Et à lire l’étude de l’Insee, le phénomène est loin d’être marginal. Outre les 28 % d’usagers aux « capacités numériques faibles », 15,4 % de la population étaient en 2021 en situation d’illectronisme. Plus précisément, 13,9 % d’entre eux n’ont pas utilisé Internet au cours des trois mois précédant l’enquête et 1,5 % l’ont fait avec parcimonie, car souvent privés d’une des cinq compétences numériques de base pour surfer sur Internet. A savoir : la recherche d’informations, la communication (courriels par exemple), utilisation de logiciels comme des traitements de texte ou de tableurs, la résolution de problèmes en ligne (accéder à son compte en ligne, recours à des tutos) et la protection de la vie privée (interdire la géolocalisation, refuser les cookies…). C’est sur ce dernier point où ça peine le plus. Et quel que soit l’âge même si l’illectronisme touche plus particulièrement les anciens !
La région à la peine
62 % des 75 ans et plus, et un tiers des plus de 60 ans, contre 2 % des 15-24 ans, avouent leur désarroi devant l’écran. Aussi, rien d’étonnant que les régions Bourgogne-Franche-Comté et Centre-Val de Loire où les populations sont plus âgées qu’ailleurs (35 % des habitants ont 60 ans ou plus, soit 4 points de plus que dans l’Hexagone ndlr), soient davantage exposées au risque d’illectronisme. Le taux est d’ailleurs de 19 %, contre 16 % pour la moyenne nationale. Soulignons que dans notre région, seules 21 % des personnes de plus de 15 ans présenteraient de fortes compétences numériques, contre 30 % en France métropolitaine. A l’inverse les régions Île-de-France, Pays de la Loire, Auvergne-Rhône-Alpes et Bretagne où la population est plutôt jeune seraient davantage préservées de l’illectronisme.
Fracture numérique
Petit bémol toutefois de la part des auteurs de l’étude qui rappellent que les effets de l’âge seraient contrebalancés par le niveau de qualification. Ainsi 9 % des ouvriers sont touchés contre 2 % des cadres.
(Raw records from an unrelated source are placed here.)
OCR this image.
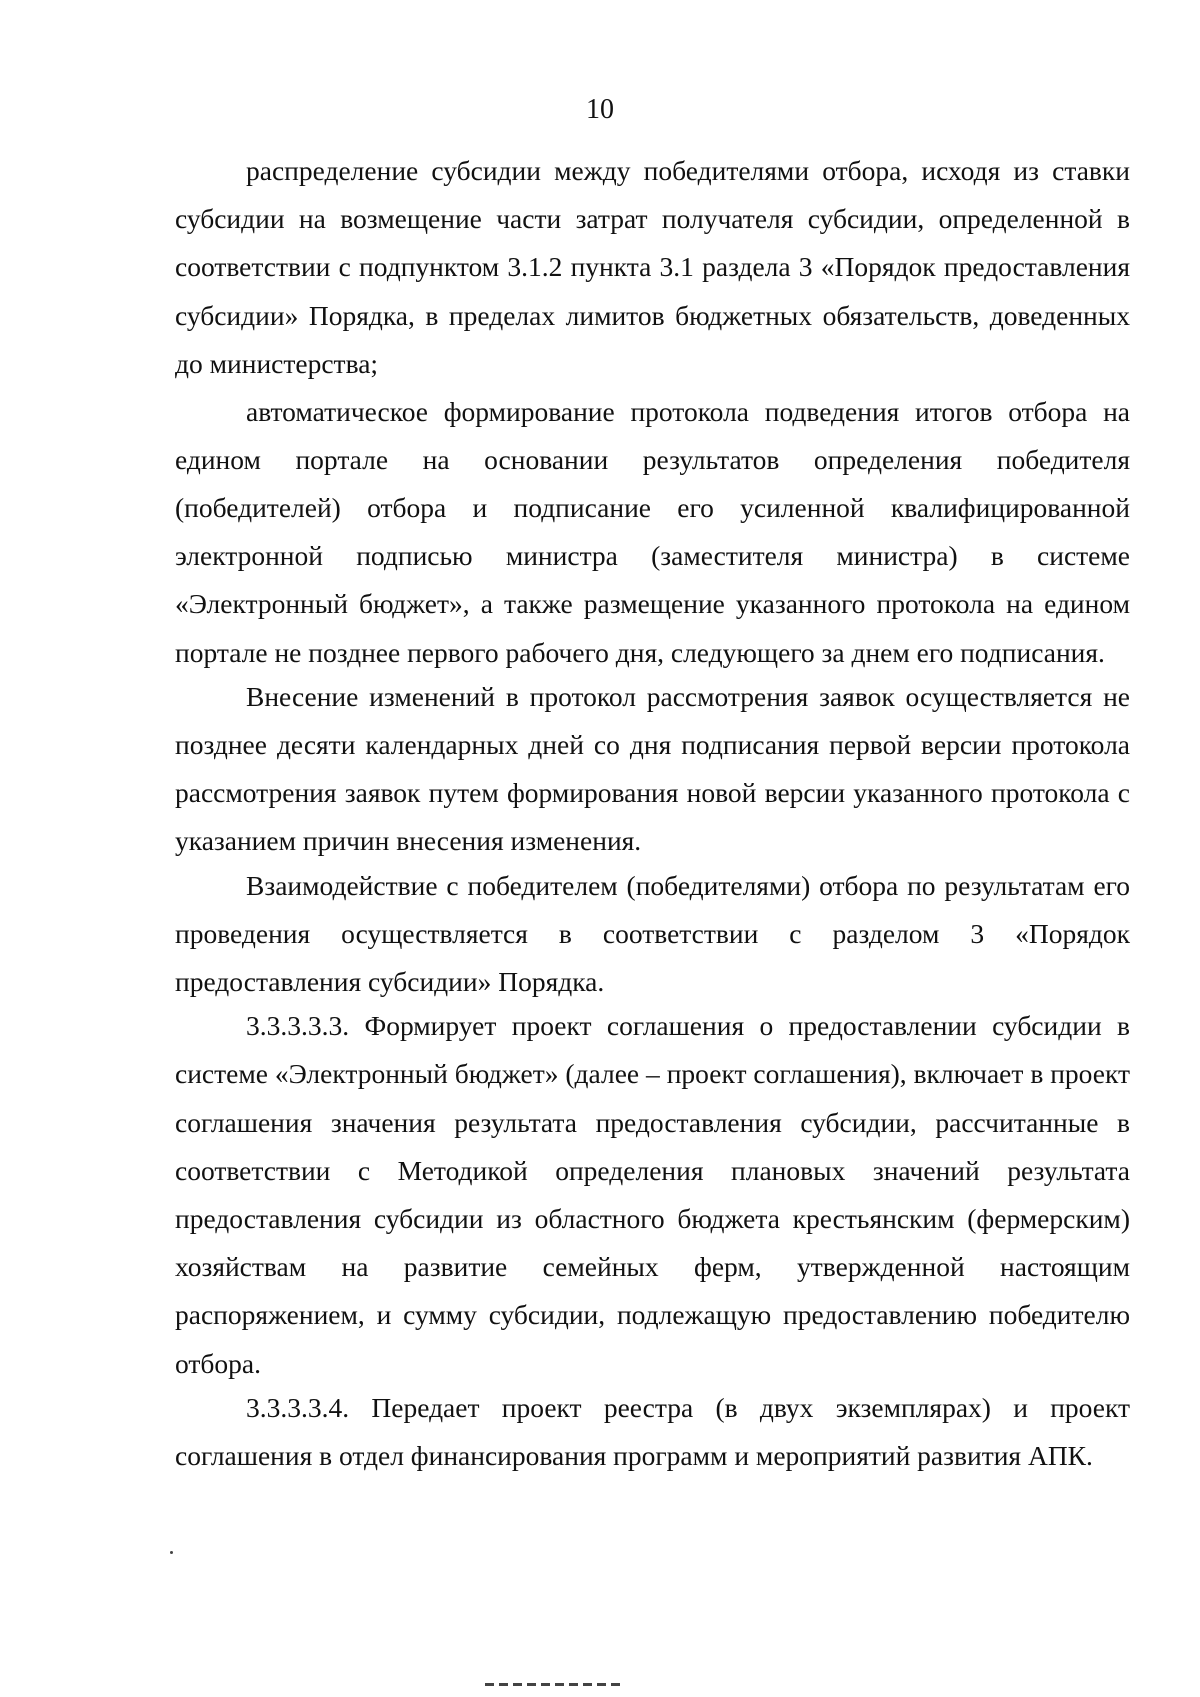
10

распределение субсидии между победителями отбора, исходя из ставки субсидии на возмещение части затрат получателя субсидии, определенной в соответствии с подпунктом 3.1.2 пункта 3.1 раздела 3 «Порядок предоставления субсидии» Порядка, в пределах лимитов бюджетных обязательств, доведенных до министерства;

автоматическое формирование протокола подведения итогов отбора на едином портале на основании результатов определения победителя (победителей) отбора и подписание его усиленной квалифицированной электронной подписью министра (заместителя министра) в системе «Электронный бюджет», а также размещение указанного протокола на едином портале не позднее первого рабочего дня, следующего за днем его подписания.

Внесение изменений в протокол рассмотрения заявок осуществляется не позднее десяти календарных дней со дня подписания первой версии протокола рассмотрения заявок путем формирования новой версии указанного протокола с указанием причин внесения изменения.

Взаимодействие с победителем (победителями) отбора по результатам его проведения осуществляется в соответствии с разделом 3 «Порядок предоставления субсидии» Порядка.

3.3.3.3.3. Формирует проект соглашения о предоставлении субсидии в системе «Электронный бюджет» (далее – проект соглашения), включает в проект соглашения значения результата предоставления субсидии, рассчитанные в соответствии с Методикой определения плановых значений результата предоставления субсидии из областного бюджета крестьянским (фермерским) хозяйствам на развитие семейных ферм, утвержденной настоящим распоряжением, и сумму субсидии, подлежащую предоставлению победителю отбора.

3.3.3.3.4. Передает проект реестра (в двух экземплярах) и проект соглашения в отдел финансирования программ и мероприятий развития АПК.
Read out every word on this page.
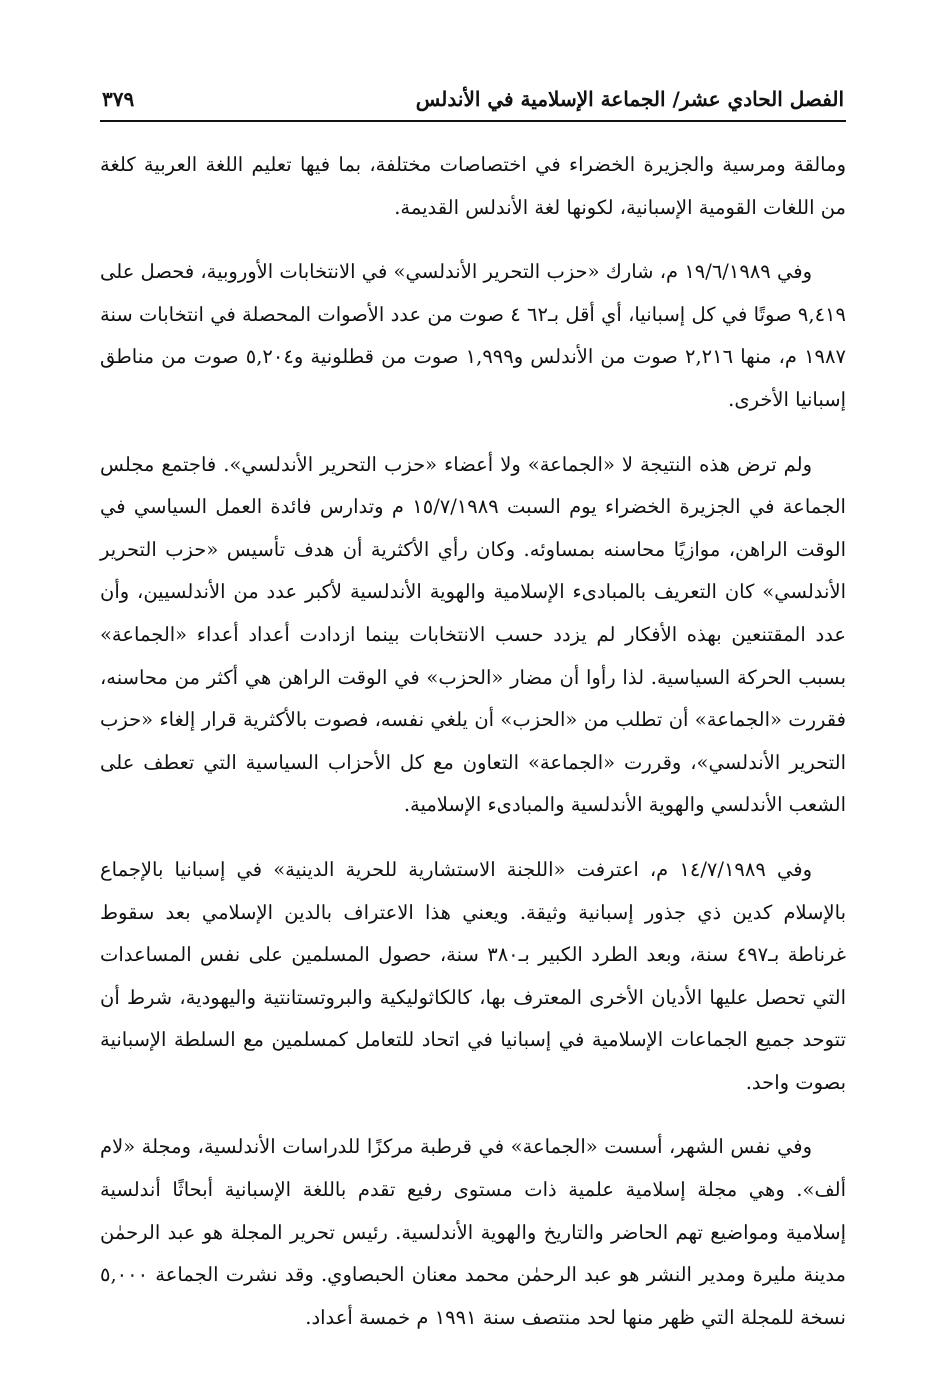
الفصل الحادي عشر/ الجماعة الإسلامية في الأندلس
٣٧٩

ومالقة ومرسية والجزيرة الخضراء في اختصاصات مختلفة، بما فيها تعليم اللغة العربية كلغة من اللغات القومية الإسبانية، لكونها لغة الأندلس القديمة.

وفي ١٩/٦/١٩٨٩ م، شارك «حزب التحرير الأندلسي» في الانتخابات الأوروبية، فحصل على ٩,٤١٩ صوتًا في كل إسبانيا، أي أقل بـ٦٢ ٤ صوت من عدد الأصوات المحصلة في انتخابات سنة ١٩٨٧ م، منها ٢,٢١٦ صوت من الأندلس و١,٩٩٩ صوت من قطلونية و٥,٢٠٤ صوت من مناطق إسبانيا الأخرى.

ولم ترض هذه النتيجة لا «الجماعة» ولا أعضاء «حزب التحرير الأندلسي». فاجتمع مجلس الجماعة في الجزيرة الخضراء يوم السبت ١٥/٧/١٩٨٩ م وتدارس فائدة العمل السياسي في الوقت الراهن، موازيًا محاسنه بمساوئه. وكان رأي الأكثرية أن هدف تأسيس «حزب التحرير الأندلسي» كان التعريف بالمبادىء الإسلامية والهوية الأندلسية لأكبر عدد من الأندلسيين، وأن عدد المقتنعين بهذه الأفكار لم يزدد حسب الانتخابات بينما ازدادت أعداد أعداء «الجماعة» بسبب الحركة السياسية. لذا رأوا أن مضار «الحزب» في الوقت الراهن هي أكثر من محاسنه، فقررت «الجماعة» أن تطلب من «الحزب» أن يلغي نفسه، فصوت بالأكثرية قرار إلغاء «حزب التحرير الأندلسي»، وقررت «الجماعة» التعاون مع كل الأحزاب السياسية التي تعطف على الشعب الأندلسي والهوية الأندلسية والمبادىء الإسلامية.

وفي ١٤/٧/١٩٨٩ م، اعترفت «اللجنة الاستشارية للحرية الدينية» في إسبانيا بالإجماع بالإسلام كدين ذي جذور إسبانية وثيقة. ويعني هذا الاعتراف بالدين الإسلامي بعد سقوط غرناطة بـ٤٩٧ سنة، وبعد الطرد الكبير بـ٣٨٠ سنة، حصول المسلمين على نفس المساعدات التي تحصل عليها الأديان الأخرى المعترف بها، كالكاثوليكية والبروتستانتية واليهودية، شرط أن تتوحد جميع الجماعات الإسلامية في إسبانيا في اتحاد للتعامل كمسلمين مع السلطة الإسبانية بصوت واحد.

وفي نفس الشهر، أسست «الجماعة» في قرطبة مركزًا للدراسات الأندلسية، ومجلة «لام ألف». وهي مجلة إسلامية علمية ذات مستوى رفيع تقدم باللغة الإسبانية أبحاثًا أندلسية إسلامية ومواضيع تهم الحاضر والتاريخ والهوية الأندلسية. رئيس تحرير المجلة هو عبد الرحمٰن مدينة مليرة ومدير النشر هو عبد الرحمٰن محمد معنان الحبصاوي. وقد نشرت الجماعة ٥,٠٠٠ نسخة للمجلة التي ظهر منها لحد منتصف سنة ١٩٩١ م خمسة أعداد.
Et si 36 % des retraités avouent de grandes difficultés, leur population est loin d’être homogène : 51 % des anciens agriculteurs, commerçants et artisans, et 53 % des anciens ouvriers sont en situation d’illectronisme, contre seulement 10 % chez les anciens cadres. Ce manque de compétences, de formation, auxquelles s’ajoutent souvent des fragilités économiques explique aussi l’important taux d’illectronisme dans des régions aux « populations plus jeunes » comme les Hauts-de-France ou des départements franciliens qui cumulent les handicaps. « Les 20 % les plus modestes ont 6,6 fois plus de risques d’être en situation d’illectronisme que les 20 % les plus aisés », rappellent les auteurs de l’étude, tout en pointant le risque d’illectronisme élevé dans les petites communes, éloignées des villes et des pôles urbains.
Covid et dématérialisation
Dernier enseignement de cette étude : entre 2019 et 2021, l’illectronisme a légèrement reculé en France (- 3 points). L’Insee note en effet des changements de comportements, liés à la pandémie du Covid-19. Toutefois, pour nombre d’observateurs, le Covid n’explique pas tout. La dématérialisation grandissante des services aux particuliers comme l’illustre la dernière campagne de déclaration obligatoire des biens immobiliers du fisc pousse en effet nombre de personnes à se former et donc à sonner à la porte de nombreuses associations et autres services territoriaux, qui luttent contre l’exclusion numérique et sociale.